In this assignment, we'll practice the techniques learned in this lesson using the "Sum of Natural Numbers" problem. Try to solve the problem recursively on your own first. If it helps to start by writing an iterative solution, feel free to do so. Remember to write a complete 'Recursive Definition' before attempting a solution.
// Create a function that calculates the sum of the first `n`
// natural numbers. A natural number is a positive integer
// starting from 1. Therefore, the sum of the first `n` natural
// numbers is the sum of all integers from 1 to `n`.
// For example, if `n` is 5, the sum would be 1 + 2 + 3 + 4 + 5 == 15.
console.log(sumOfNaturalNumbers(1) === 1);
console.log(sumOfNaturalNumbers(5) === 15);
console.log(sumOfNaturalNumbers(10) === 55);
console.log(sumOfNaturalNumbers(20) === 210);
console.log(sumOfNaturalNumbers(0) === 0);
// All test cases should log true.
In recursive problem-solving, we typically define two key components: a recursive definition and a base case.

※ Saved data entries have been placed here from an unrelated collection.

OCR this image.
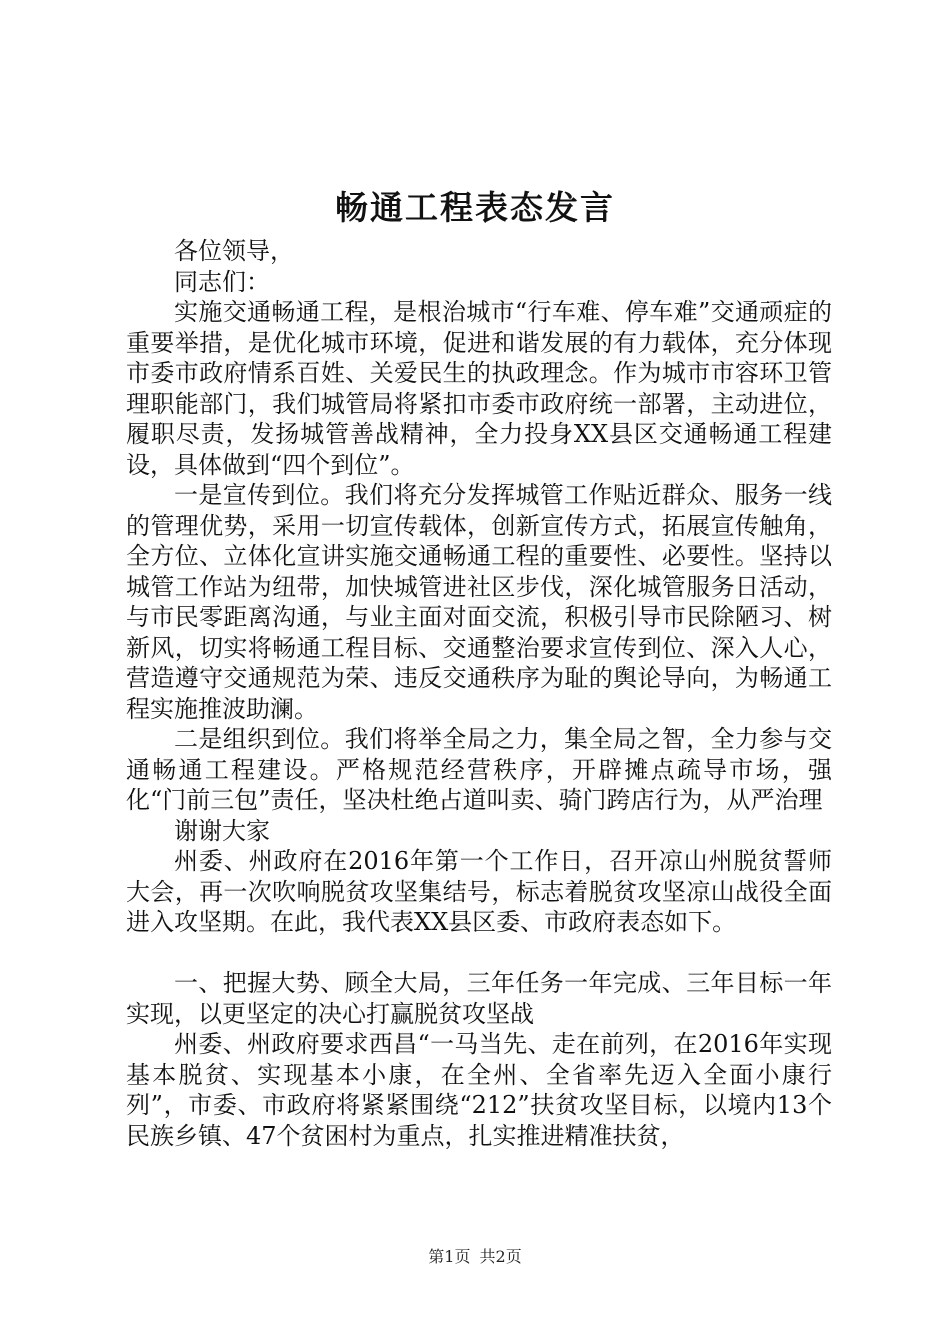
畅通工程表态发言

各位领导，

同志们：

实施交通畅通工程，是根治城市“行车难、停车难”交通顽症的重要举措，是优化城市环境，促进和谐发展的有力载体，充分体现市委市政府情系百姓、关爱民生的执政理念。作为城市市容环卫管理职能部门，我们城管局将紧扣市委市政府统一部署，主动进位，履职尽责，发扬城管善战精神，全力投身XX县区交通畅通工程建设，具体做到“四个到位”。

一是宣传到位。我们将充分发挥城管工作贴近群众、服务一线的管理优势，采用一切宣传载体，创新宣传方式，拓展宣传触角，全方位、立体化宣讲实施交通畅通工程的重要性、必要性。坚持以城管工作站为纽带，加快城管进社区步伐，深化城管服务日活动，与市民零距离沟通，与业主面对面交流，积极引导市民除陋习、树新风，切实将畅通工程目标、交通整治要求宣传到位、深入人心，营造遵守交通规范为荣、违反交通秩序为耻的舆论导向，为畅通工程实施推波助澜。

二是组织到位。我们将举全局之力，集全局之智，全力参与交通畅通工程建设。严格规范经营秩序，开辟摊点疏导市场，强化“门前三包”责任，坚决杜绝占道叫卖、骑门跨店行为，从严治理

谢谢大家

州委、州政府在2016年第一个工作日，召开凉山州脱贫誓师大会，再一次吹响脱贫攻坚集结号，标志着脱贫攻坚凉山战役全面进入攻坚期。在此，我代表XX县区委、市政府表态如下。

一、把握大势、顾全大局，三年任务一年完成、三年目标一年实现，以更坚定的决心打赢脱贫攻坚战

州委、州政府要求西昌“一马当先、走在前列，在2016年实现基本脱贫、实现基本小康，在全州、全省率先迈入全面小康行列”，市委、市政府将紧紧围绕“212”扶贫攻坚目标，以境内13个民族乡镇、47个贫困村为重点，扎实推进精准扶贫，

第1页 共2页
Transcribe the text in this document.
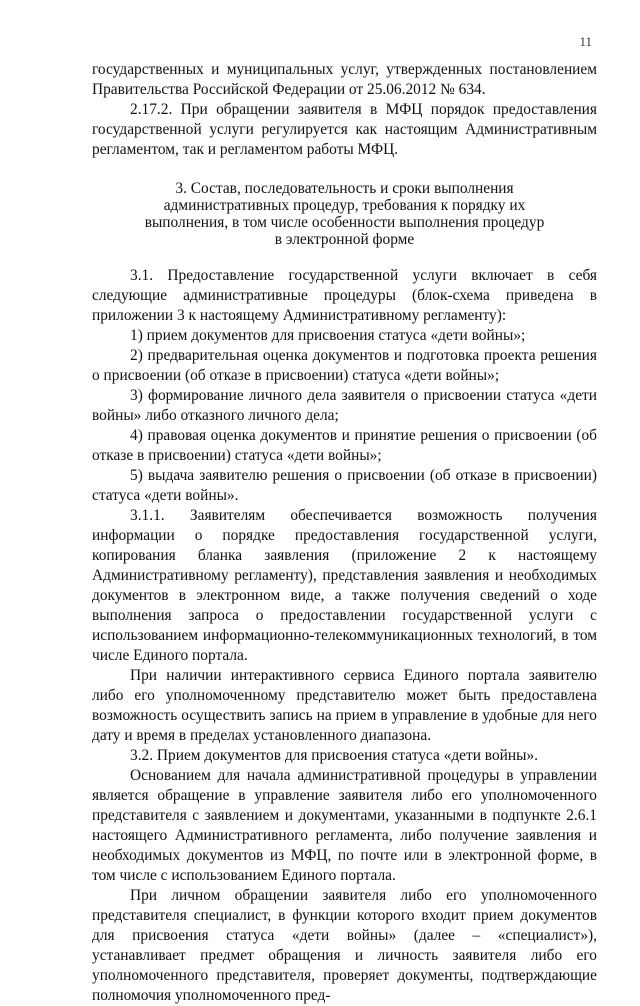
11

государственных и муниципальных услуг, утвержденных постановлением Правительства Российской Федерации от 25.06.2012 № 634.

2.17.2. При обращении заявителя в МФЦ порядок предоставления государственной услуги регулируется как настоящим Административным регламентом, так и регламентом работы МФЦ.

3. Состав, последовательность и сроки выполнения административных процедур, требования к порядку их выполнения, в том числе особенности выполнения процедур в электронной форме

3.1. Предоставление государственной услуги включает в себя следующие административные процедуры (блок-схема приведена в приложении 3 к настоящему Административному регламенту):

1) прием документов для присвоения статуса «дети войны»;

2) предварительная оценка документов и подготовка проекта решения о присвоении (об отказе в присвоении) статуса «дети войны»;

3) формирование личного дела заявителя о присвоении статуса «дети войны» либо отказного личного дела;

4) правовая оценка документов и принятие решения о присвоении (об отказе в присвоении) статуса «дети войны»;

5) выдача заявителю решения о присвоении (об отказе в присвоении) статуса «дети войны».

3.1.1. Заявителям обеспечивается возможность получения информации о порядке предоставления государственной услуги, копирования бланка заявления (приложение 2 к настоящему Административному регламенту), представления заявления и необходимых документов в электронном виде, а также получения сведений о ходе выполнения запроса о предоставлении государственной услуги с использованием информационно-телекоммуникационных технологий, в том числе Единого портала.

При наличии интерактивного сервиса Единого портала заявителю либо его уполномоченному представителю может быть предоставлена возможность осуществить запись на прием в управление в удобные для него дату и время в пределах установленного диапазона.

3.2. Прием документов для присвоения статуса «дети войны».

Основанием для начала административной процедуры в управлении является обращение в управление заявителя либо его уполномоченного представителя с заявлением и документами, указанными в подпункте 2.6.1 настоящего Административного регламента, либо получение заявления и необходимых документов из МФЦ, по почте или в электронной форме, в том числе с использованием Единого портала.

При личном обращении заявителя либо его уполномоченного представителя специалист, в функции которого входит прием документов для присвоения статуса «дети войны» (далее – «специалист»), устанавливает предмет обращения и личность заявителя либо его уполномоченного представителя, проверяет документы, подтверждающие полномочия уполномоченного пред-
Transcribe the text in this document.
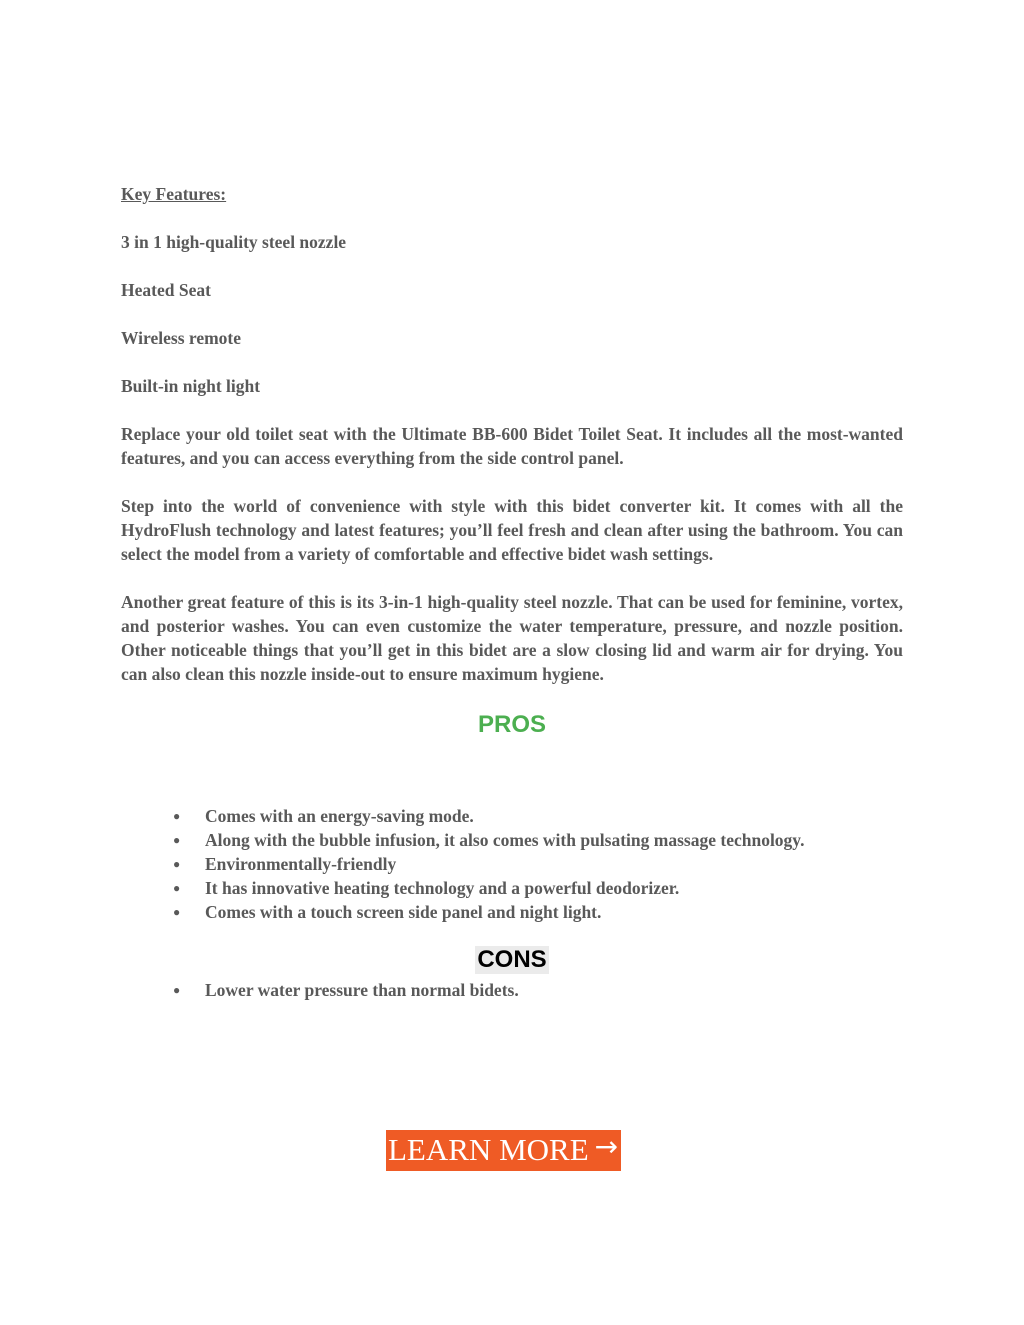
Key Features:

3 in 1 high-quality steel nozzle

Heated Seat

Wireless remote

Built-in night light

Replace your old toilet seat with the Ultimate BB-600 Bidet Toilet Seat. It includes all the most-wanted features, and you can access everything from the side control panel.

Step into the world of convenience with style with this bidet converter kit. It comes with all the HydroFlush technology and latest features; you’ll feel fresh and clean after using the bathroom. You can select the model from a variety of comfortable and effective bidet wash settings.

Another great feature of this is its 3-in-1 high-quality steel nozzle. That can be used for feminine, vortex, and posterior washes. You can even customize the water temperature, pressure, and nozzle position. Other noticeable things that you’ll get in this bidet are a slow closing lid and warm air for drying. You can also clean this nozzle inside-out to ensure maximum hygiene.

PROS

● Comes with an energy-saving mode.
● Along with the bubble infusion, it also comes with pulsating massage technology.
● Environmentally-friendly
● It has innovative heating technology and a powerful deodorizer.
● Comes with a touch screen side panel and night light.

CONS

● Lower water pressure than normal bidets.
LEARN MORE →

The recursive definition breaks down the problem into smaller instances of the same problem, while the base case provides a simple, non-recursive termination condition.
The Base Case
The base case in this scenario occurs when the number n is less than or equal to 1. In such cases, the sum of all natural numbers up to n is n itself. Although 0 is not traditionally a natural number, we include it here to handle edge cases effectively. This consideration is reflected in the last of our example test cases, where 0 is provided as input.
The Recursive Definition
In the case of summing the first n natural numbers, our recursive definition is as follows: The sum of the first n natural numbers can be expressed as n plus the sum of the first n-1 natural numbers.
The solution becomes more attainable with a well-defined base case and a recursive definition.
function sumOfNaturalNumbers(n) {
if (n <= 1) {
return n;
}
return n + sumOfNaturalNumbers(n - 1);
}